January 2011 Dividend Income Update

January 2011 Dividend Income Update

One of the best things about blogging is the opportunity to share perspectives, opinions, knowledge and expertise.  I’ve said it before; there are some very bright DIY investors out there.  It’s great to tap into their brains and learn.  For example, over the last few weeks, Dan at Canadian Couch Potato debunked a few dividend investing myths and many savvy DIY investors weighed in.  I was supportive of everything in the series, including what many DIY index investors chimed in on:
Canadian Couch Potato:
“All equity investors face systematic risk, which is simply the risk associated with the market as a whole. A second type of risk is called is unsystematic risk: it applies only to investors who hold individual stocks. Holding a small number of stocks in a portfolio offers the possibility of dramatically beating the market, but this potential is outweighed by the much higher downside risk.”
Canadian Capitalist:
“There is no guarantee that dividend stocks will continue to outperform in the future.”
Money Smarts Blog:

“One of the misconceptions about dividends is that they are immune from any kind of safe withdrawal rate discussion.  This is not the case.”

Andrew Hallam:
“In theory, I believe that individual dividend stock investing could be a winner against indexes. But in practice, the vast majority of sophisticated investors will be pounded, over their lifetime, by a basket of broad stock market indexes.”

Well said gents!

So if I agree with them, index investing is a proven winning long-term method then why am I focusing on dividend investing instead of an all-indexed approach?

This active approach is working for me.

Last month, I reported we made about $4,300 in dividend income for the 2010 calendar year. This month, we increased our dividend income to about $4,400 from our unregistered stocks. That’s an increase of $100 over one month thanks to being a partner in the following blue-chip businesses that paid us in January:

• Bell (BCE)
• Bank of Nova Scotia (BNS)
• CIBC (CM)
• TransAlta (TA)
• TransCanada Pipeline (TRP)

I don’t feel for a second I can beat the market by consistently picking and timing my purchases.

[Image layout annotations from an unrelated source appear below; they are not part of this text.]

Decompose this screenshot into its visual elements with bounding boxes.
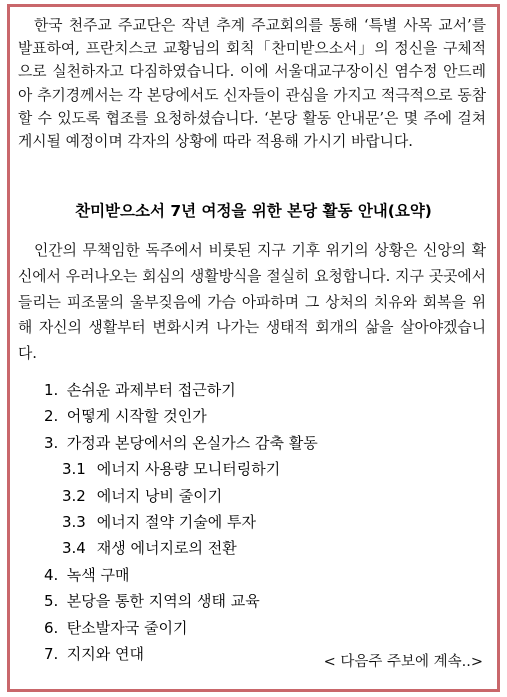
activity-list — [44, 377, 318, 667]
sub-list-item — [44, 509, 318, 535]
list-item-number: 7. — [44, 644, 59, 663]
list-item-number: 2. — [44, 407, 59, 426]
list-item-number: 3.4 — [62, 539, 86, 558]
list-item-text: 에너지 낭비 줄이기 — [96, 486, 223, 505]
list-item-text: 에너지 절약 기술에 투자 — [96, 512, 256, 531]
body-paragraph: 인간의 무책임한 독주에서 비롯된 지구 기후 위기의 상황은 신앙의 확신에서 우러나오는 회심의 생활방식을 절실히 요청합니다. 지구 곳곳에서 들리는 피조물의 울부짖음에 가슴 아파하며 그 상처의 치유와 회복을 위해 자신의 생활부터 변화시켜 나가는 생태적 회개의 삶을 살아야겠습니다. — [18, 242, 486, 363]
list-item-number: 5. — [44, 592, 59, 611]
intro-paragraph: 한국 천주교 주교단은 작년 추계 주교회의를 통해 ‘특별 사목 교서’를 발표하여, 프란치스코 교황님의 회칙「찬미받으소서」의 정신을 구체적으로 실천하자고 다짐하였습니다. 이에 서울대교구장이신 염수정 안드레아 추기경께서는 각 본당에서도 신자들이 관심을 가지고 적극적으로 동참할 수 있도록 협조를 요청하셨습니다. ‘본당 활동 안내문’은 몇 주에 걸쳐 게시될 예정이며 각자의 상황에 따라 적용해 가시기 바랍니다. — [18, 17, 486, 151]
sub-list-item — [44, 483, 318, 509]
section-heading: 찬미받으소서 7년 여정을 위한 본당 활동 안내(요약) — [75, 202, 432, 220]
sub-list-item — [44, 456, 318, 482]
list-item-number: 3.3 — [62, 512, 86, 531]
continued-note: < 다음주 주보에 계속..> — [323, 654, 483, 670]
list-item — [44, 377, 318, 403]
list-item-number: 4. — [44, 565, 59, 584]
list-item-text: 에너지 사용량 모니터링하기 — [96, 460, 281, 479]
list-item-text: 탄소발자국 줄이기 — [66, 618, 188, 637]
list-item-number: 3. — [44, 433, 59, 452]
list-item — [44, 403, 318, 429]
list-item-text: 지지와 연대 — [66, 644, 144, 663]
list-item — [44, 615, 318, 641]
list-item-number: 1. — [44, 381, 59, 399]
list-item — [44, 641, 318, 667]
list-item — [44, 562, 318, 588]
sub-list-item — [44, 535, 318, 561]
list-item — [44, 430, 318, 456]
list-item-text: 가정과 본당에서의 온실가스 감축 활동 — [66, 433, 318, 452]
list-item — [44, 588, 318, 614]
list-item-number: 3.2 — [62, 486, 86, 505]
list-item-number: 3.1 — [62, 460, 86, 479]
list-item-text: 어떻게 시작할 것인가 — [66, 407, 207, 426]
list-item-number: 6. — [44, 618, 59, 637]
list-item-text: 녹색 구매 — [66, 565, 130, 584]
list-item-text: 손쉬운 과제부터 접근하기 — [66, 381, 236, 399]
list-item-text: 본당을 통한 지역의 생태 교육 — [66, 592, 260, 611]
list-item-text: 재생 에너지로의 전환 — [96, 539, 237, 558]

Actually, I don’t time my purchases at all so I have no hope in consistently beating the market with dividend stocks long-term.  What I’m striving for, is some passive income from these blue-chippers that should reward us in good markets and in bad, slow but growing tax-advantaged income over time.  Constantly picking stocks or chasing story stocks long-term is a loser’s game, I’ve learned that.  So, for part of my retirement strategy I’m going to be content buying and holding some established (some would say boring) companies that pay dividends; small payments here and there.

I’m a huge fan and user index investing; simply way too much evidence not to follow it. However, I firmly believe my dividend investing strategy is an excellent compliment to everything else in my financial toolbox, a tool I might add that seems to work well thus far.